From a Property Right to Citizenship Rights: Historicizing the Black Experience in Canada

  • Feb. 10, 2021
  • Barrington Walker (PhD), Associate Vice-President: Equity, Diversity and Inclusion, Office of the Provost and Vice-President: Academic; Professor, Department of History

This introductory lecture explores the Black experience in Canada by providing both an overarching view whilst being grounded in a few key moments or snapshots in the contested histories of Black people in Canada from slavery to freedom. The primary analytical lens will be Black peoples’ relationship with the law over space and time.

Recovering and Relearning our Deeply Canadian (Indigenous) Heritage

  • March 10, 2021
  • Miguel Sioui (PhD), Assistant Professor, Undergraduate Officer (Environmental Studies), Department of Geography and Environmental Studies

Canadian identity and heritage, in the political sense, have developed according to an economistic (resource-based) lens brought over from a distant continent — Europe — whose land and people were shaped by histories, political systems, and a cultural evolution completely distinct from the First Peoples of Turtle Island. Canada’s philosophical and political systems, which originated in Europe, have compelled its citizens to feel a sense of belonging to the Canadian society and ‘democracy,’ and protection from their rights as citizens — all of which are philosophical constructions and human thought experiments, and are, by definition, abstract, immaterial, and fleeting. Canada’s official national heritage is thus precarious and has shallow roots in the soil of Turtle Island. In contrast, Canada’s Indigenous heritage is rooted in the material and concrete: the land. Indigenous peoples across Canada (and the rest of the Americas) base their sense of identity and heritage on their love for Eatenonha (G. Sioui, 2019), the Wendat word for our Earth Mother, to which all human, Indigenous and non-Indigenous alike, as well as other-than-human beings, necessarily and inescapably belong. To the Indigenous mind, it is impossible to truly and meaningfully “belong” to immaterial political systems and ideologies, regardless of their geographical and cultural origins. Indigenous heritage is permanent and real, because our (human) relationship with the land will never be extinguished. While mainstream understandings and meanings of Canadian heritage, based on transitory political and economic paradigms in constant renegotiation, are immaterial, Canada’s Indigenous heritage offers a luxuriant source of inspiration for redefining what it means to be deeply Canadian.

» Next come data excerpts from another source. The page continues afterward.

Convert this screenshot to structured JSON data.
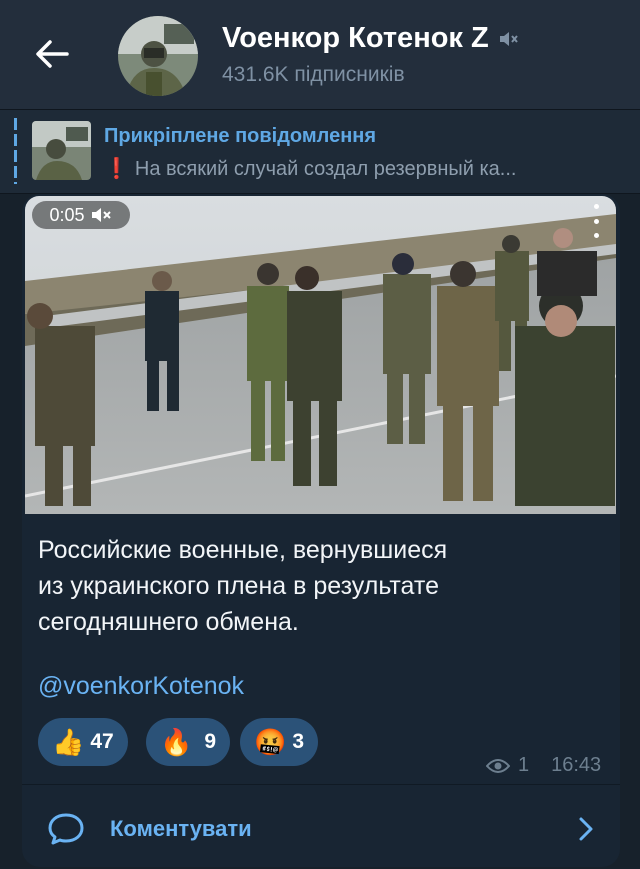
{
  "header": {
    "channel_title": "Voенкор Котенок Z",
    "subscribers": "431.6K підписників",
    "back_icon": "arrow-left-icon",
    "muted_icon": "muted-speaker-icon"
  },
  "pinned": {
    "title": "Прикріплене повідомлення",
    "excl": "❗",
    "text": "На всякий случай создал резервный ка..."
  },
  "message": {
    "video_duration": "0:05",
    "text_lines": [
      "Российские военные, вернувшиеся",
      "из украинского плена в результате",
      "сегодняшнего обмена."
    ],
    "link": "@voenkorKotenok",
    "reactions": [
      {
        "emoji": "👍",
        "count": "47"
      },
      {
        "emoji": "🔥",
        "count": "9"
      },
      {
        "emoji": "🤬",
        "count": "3"
      }
    ],
    "views": "1",
    "time": "16:43"
  },
  "comments": {
    "label": "Коментувати"
  },
  "colors": {
    "accent": "#6ab3f3",
    "header_bg": "#232e3c",
    "bubble_bg": "#182533",
    "reaction_bg": "#2b5278"
  }
}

Music for Mental Health in Therapy and Everyday Life

  • April 14, 2021
  • Elizabeth Mitchell (PhD, RP, MTA), Assistant Professor, Faculty of Music; Coordinator, Bachelor of Music Therapy

This lecture will explore the mental health benefits of engaging in music both within clinical music therapy settings and everyday life. Elizabeth will discuss research and share examples from her practice as a music therapist in mental health treatment settings with adolescents and adults. Participants will leave with a greater understanding of the cognitive, emotional, and social benefits of musical engagement as well as practical ideas for using music to enhance their own wellness.

How We Caused and What We Can Do to End Homelessness in Canada

  • May 12, 2021
  • Erin Dej (PhD), Assistant Professor, Department of Criminology

Over a quarter of a million people in Canada experience homelessness every year. The crisis has grown dramatically over the last thirty years. None of this was inevitable. In this lecture, Erin Dej will explore how we got here and what we can do to reverse the tide to prevent and end homelessness in Canada.